Even the most abstract artifacts of culture, such as ideas and religion, do not become influential without very concrete factors supporting them. Greek philosophy, for instance, did not make its great leap until after the Athenians started fully exploiting the silver mines of the Laurium hills; Christianity didn't have any real influence until Constantine threw the organization of the Roman Empire behind it; and Islam was spread through conquest.

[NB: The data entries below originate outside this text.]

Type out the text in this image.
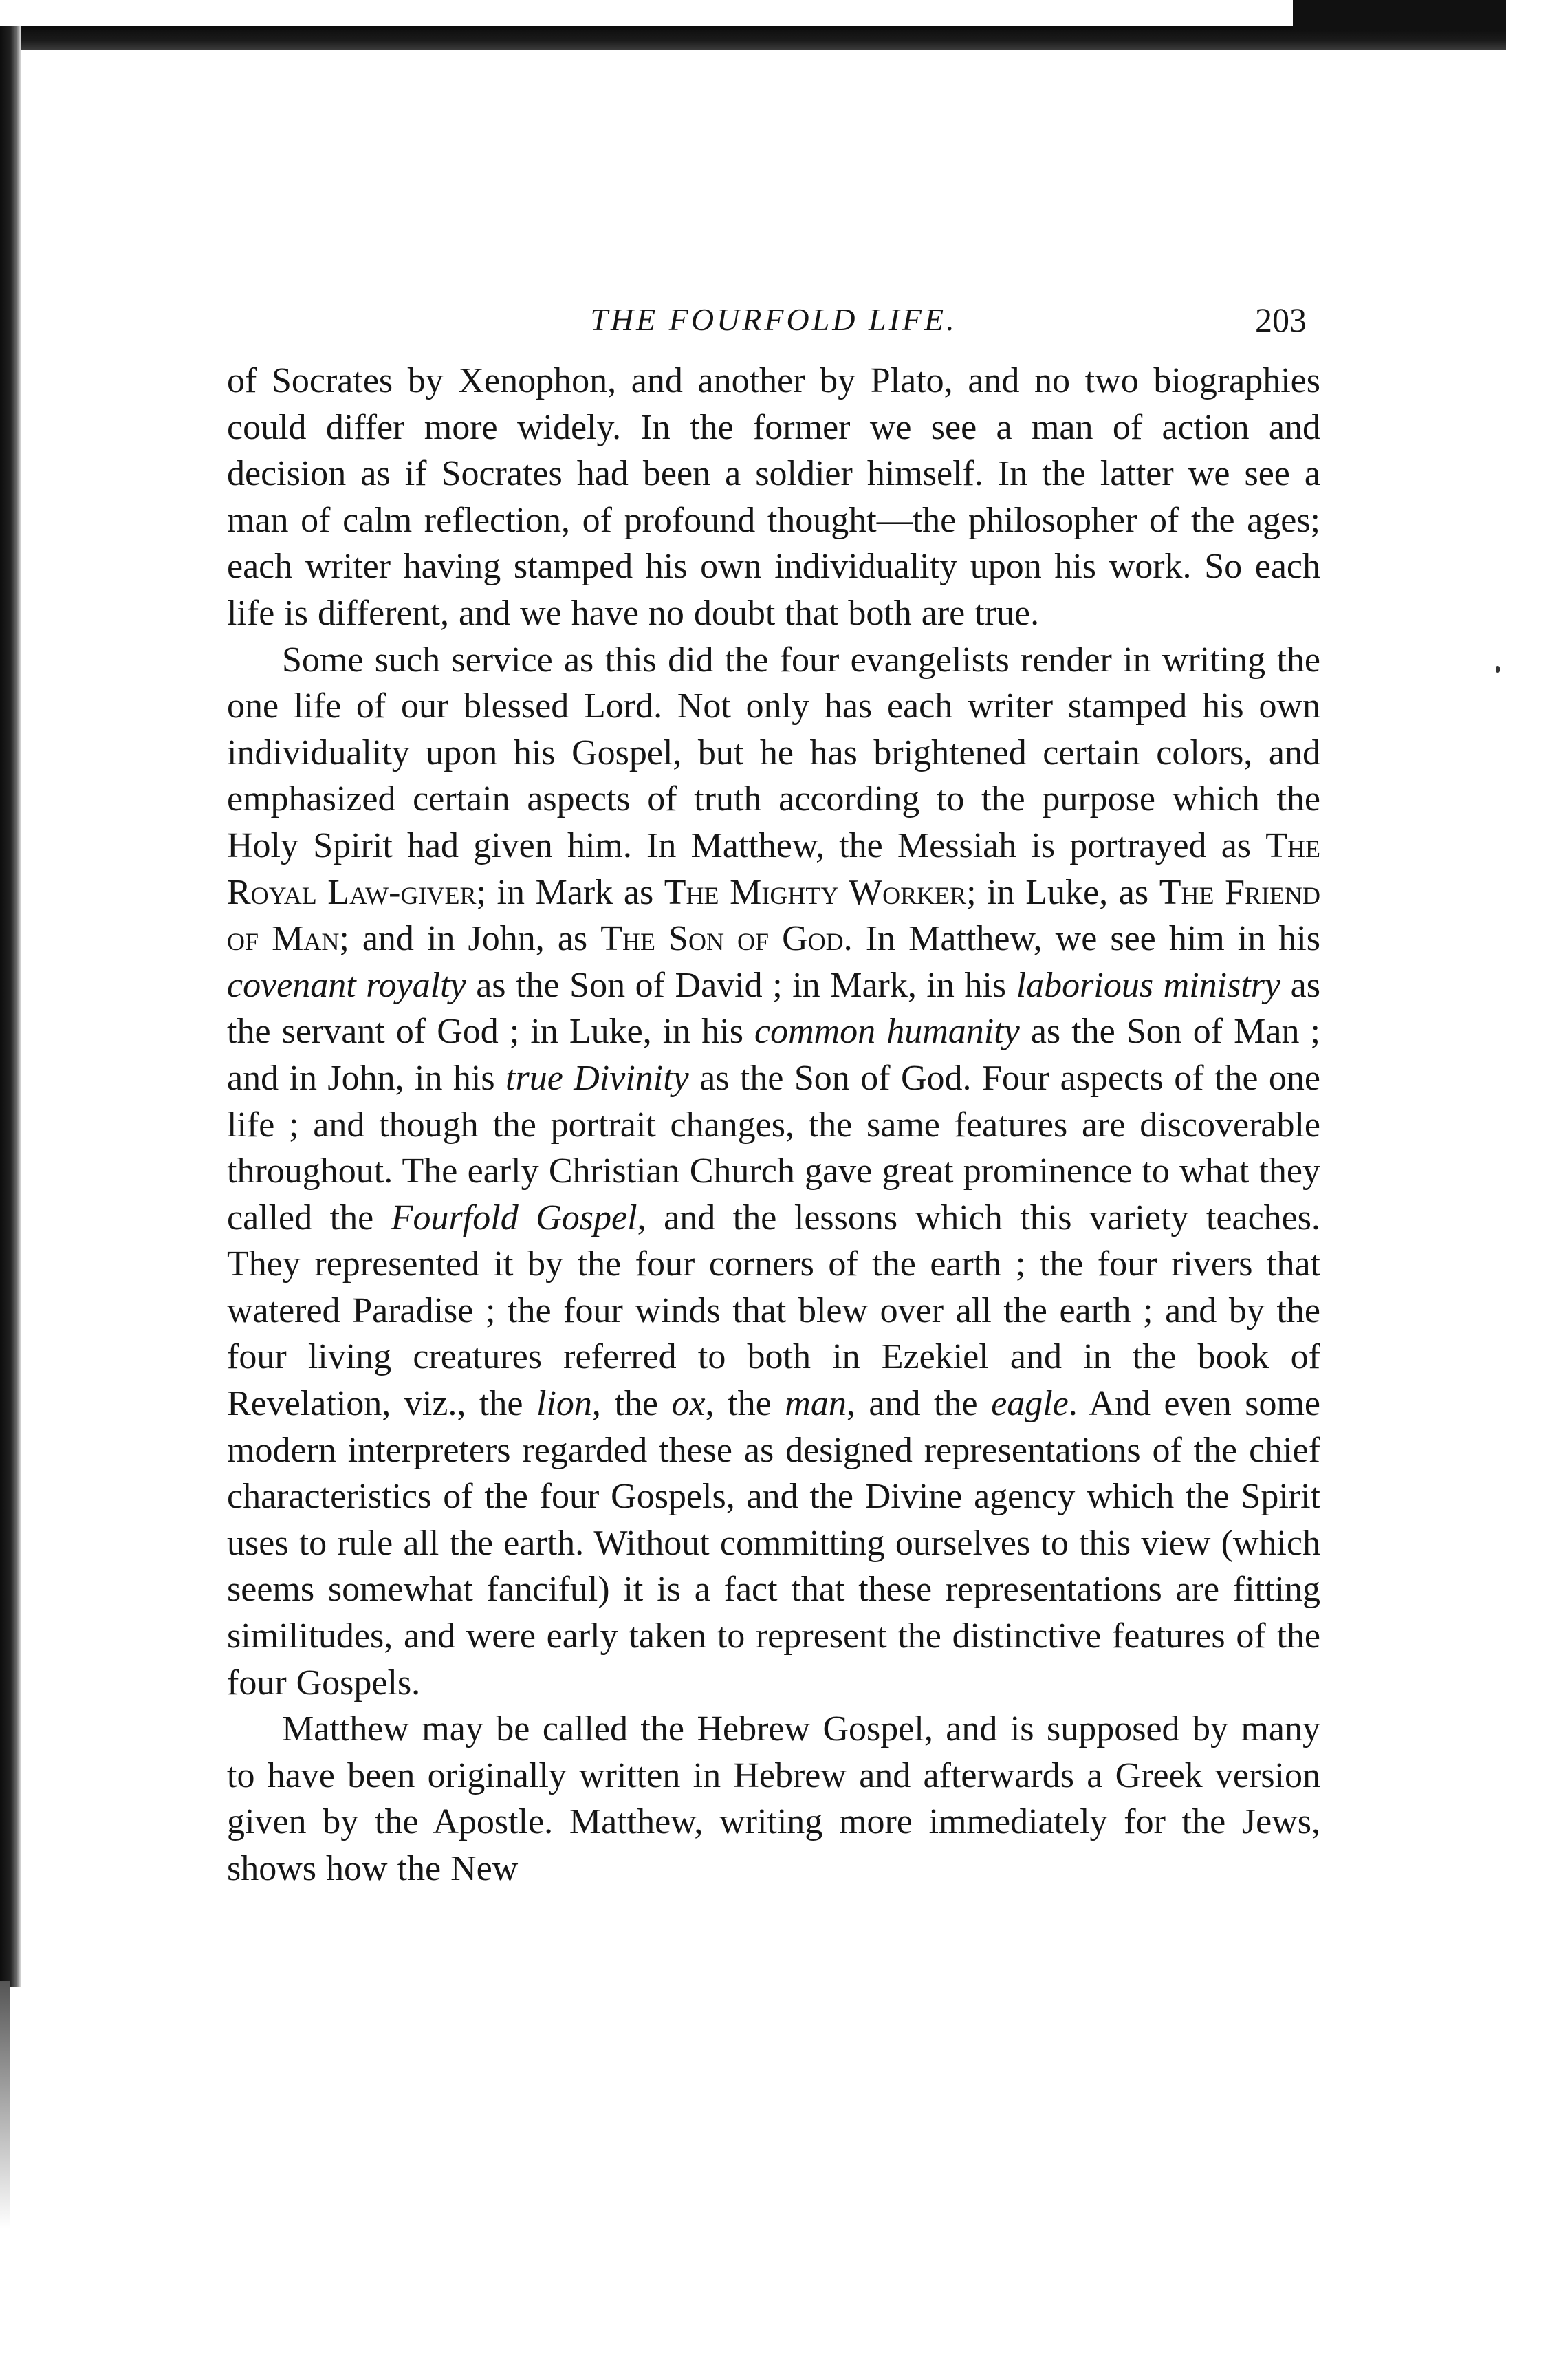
THE FOURFOLD LIFE.	203

of Socrates by Xenophon, and another by Plato, and no two biographies could differ more widely. In the former we see a man of action and decision as if Socrates had been a soldier himself. In the latter we see a man of calm reflection, of profound thought—the philosopher of the ages; each writer having stamped his own individuality upon his work. So each life is different, and we have no doubt that both are true.

Some such service as this did the four evangelists render in writing the one life of our blessed Lord. Not only has each writer stamped his own individuality upon his Gospel, but he has brightened certain colors, and emphasized certain aspects of truth according to the purpose which the Holy Spirit had given him. In Matthew, the Messiah is portrayed as The Royal Law-giver; in Mark as The Mighty Worker; in Luke, as The Friend of Man; and in John, as The Son of God. In Matthew, we see him in his covenant royalty as the Son of David ; in Mark, in his laborious ministry as the servant of God ; in Luke, in his common humanity as the Son of Man ; and in John, in his true Divinity as the Son of God. Four aspects of the one life ; and though the portrait changes, the same features are discoverable throughout. The early Christian Church gave great prominence to what they called the Fourfold Gospel, and the lessons which this variety teaches. They represented it by the four corners of the earth ; the four rivers that watered Paradise ; the four winds that blew over all the earth ; and by the four living creatures referred to both in Ezekiel and in the book of Revelation, viz., the lion, the ox, the man, and the eagle. And even some modern interpreters regarded these as designed representations of the chief characteristics of the four Gospels, and the Divine agency which the Spirit uses to rule all the earth. Without committing ourselves to this view (which seems somewhat fanciful) it is a fact that these representations are fitting similitudes, and were early taken to represent the distinctive features of the four Gospels.

Matthew may be called the Hebrew Gospel, and is supposed by many to have been originally written in Hebrew and afterwards a Greek version given by the Apostle. Matthew, writing more immediately for the Jews, shows how the New
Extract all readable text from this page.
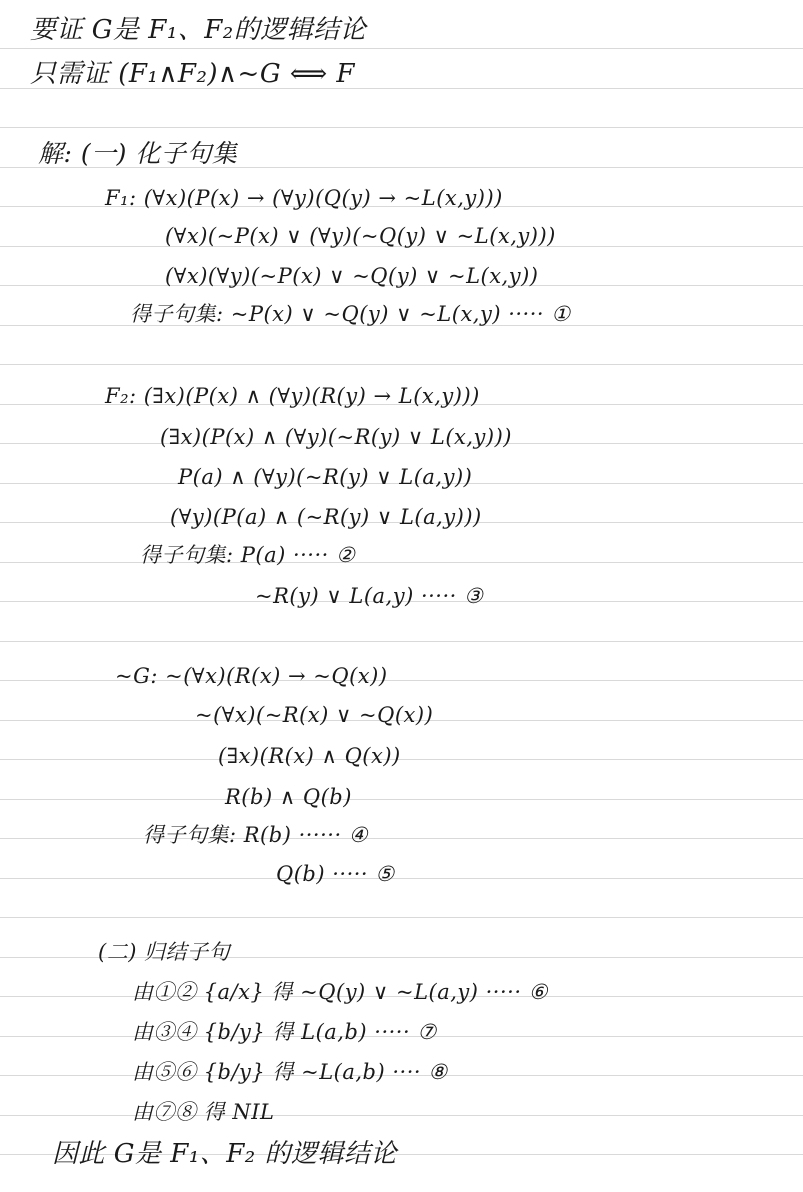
要证 G是 F₁、F₂的逻辑结论
只需证 (F₁∧F₂)∧~G ⟺ F
解: (一) 化子句集
F₁: (∀x)(P(x) → (∀y)(Q(y) → ~L(x,y)))
(∀x)(~P(x) ∨ (∀y)(~Q(y) ∨ ~L(x,y)))
(∀x)(∀y)(~P(x) ∨ ~Q(y) ∨ ~L(x,y))
得子句集: ~P(x) ∨ ~Q(y) ∨ ~L(x,y) ····· ①
F₂: (∃x)(P(x) ∧ (∀y)(R(y) → L(x,y)))
(∃x)(P(x) ∧ (∀y)(~R(y) ∨ L(x,y)))
P(a) ∧ (∀y)(~R(y) ∨ L(a,y))
(∀y)(P(a) ∧ (~R(y) ∨ L(a,y)))
得子句集: P(a) ····· ②
~R(y) ∨ L(a,y) ····· ③
~G: ~(∀x)(R(x) → ~Q(x))
~(∀x)(~R(x) ∨ ~Q(x))
(∃x)(R(x) ∧ Q(x))
R(b) ∧ Q(b)
得子句集: R(b) ······ ④
Q(b) ····· ⑤
(二) 归结子句
由①② {a/x} 得 ~Q(y) ∨ ~L(a,y) ····· ⑥
由③④ {b/y} 得 L(a,b) ····· ⑦
由⑤⑥ {b/y} 得 ~L(a,b) ···· ⑧
由⑦⑧ 得 NIL
因此 G是 F₁、F₂ 的逻辑结论
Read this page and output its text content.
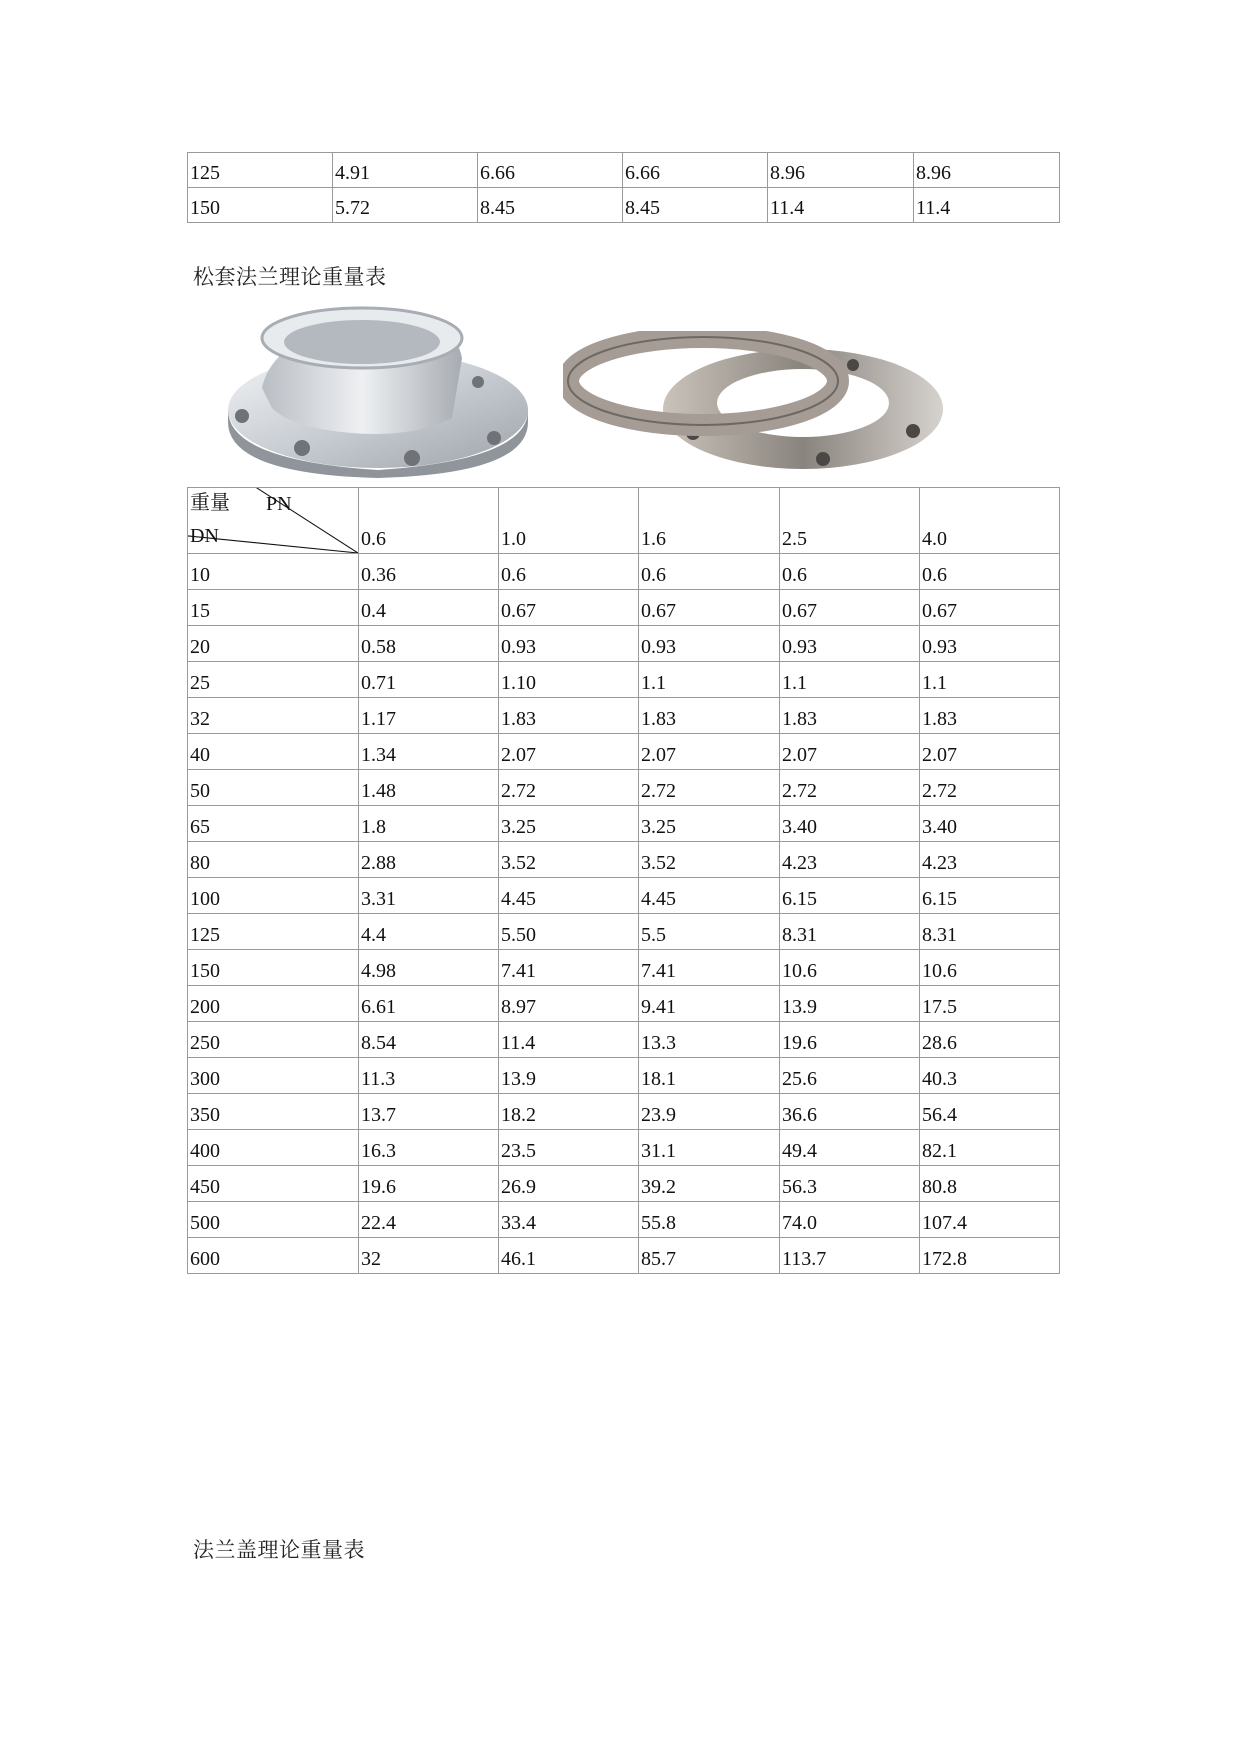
125	4.91	6.66	6.66	8.96	8.96
150	5.72	8.45	8.45	11.4	11.4
松套法兰理论重量表
重量 PN
DN	0.6	1.0	1.6	2.5	4.0
10	0.36	0.6	0.6	0.6	0.6
15	0.4	0.67	0.67	0.67	0.67
20	0.58	0.93	0.93	0.93	0.93
25	0.71	1.10	1.1	1.1	1.1
32	1.17	1.83	1.83	1.83	1.83
40	1.34	2.07	2.07	2.07	2.07
50	1.48	2.72	2.72	2.72	2.72
65	1.8	3.25	3.25	3.40	3.40
80	2.88	3.52	3.52	4.23	4.23
100	3.31	4.45	4.45	6.15	6.15
125	4.4	5.50	5.5	8.31	8.31
150	4.98	7.41	7.41	10.6	10.6
200	6.61	8.97	9.41	13.9	17.5
250	8.54	11.4	13.3	19.6	28.6
300	11.3	13.9	18.1	25.6	40.3
350	13.7	18.2	23.9	36.6	56.4
400	16.3	23.5	31.1	49.4	82.1
450	19.6	26.9	39.2	56.3	80.8
500	22.4	33.4	55.8	74.0	107.4
600	32	46.1	85.7	113.7	172.8
法兰盖理论重量表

In the coming millennium, the success of a society or a civilization will probably depend on four tightly connected institutions: knowledge, economics, government and, yes, culture. But to ascribe "civilization" to culture alone, and to make it the basis of divisions within our newly-minted Trini culture, is simplistic and futile: which is exactly why the ethnocentrists do exactly that. But if our society buys into this dotishness about religion, race and ethnicity, we will end up being barbaric and futile ourselves. And we'll deserve whatever happens next.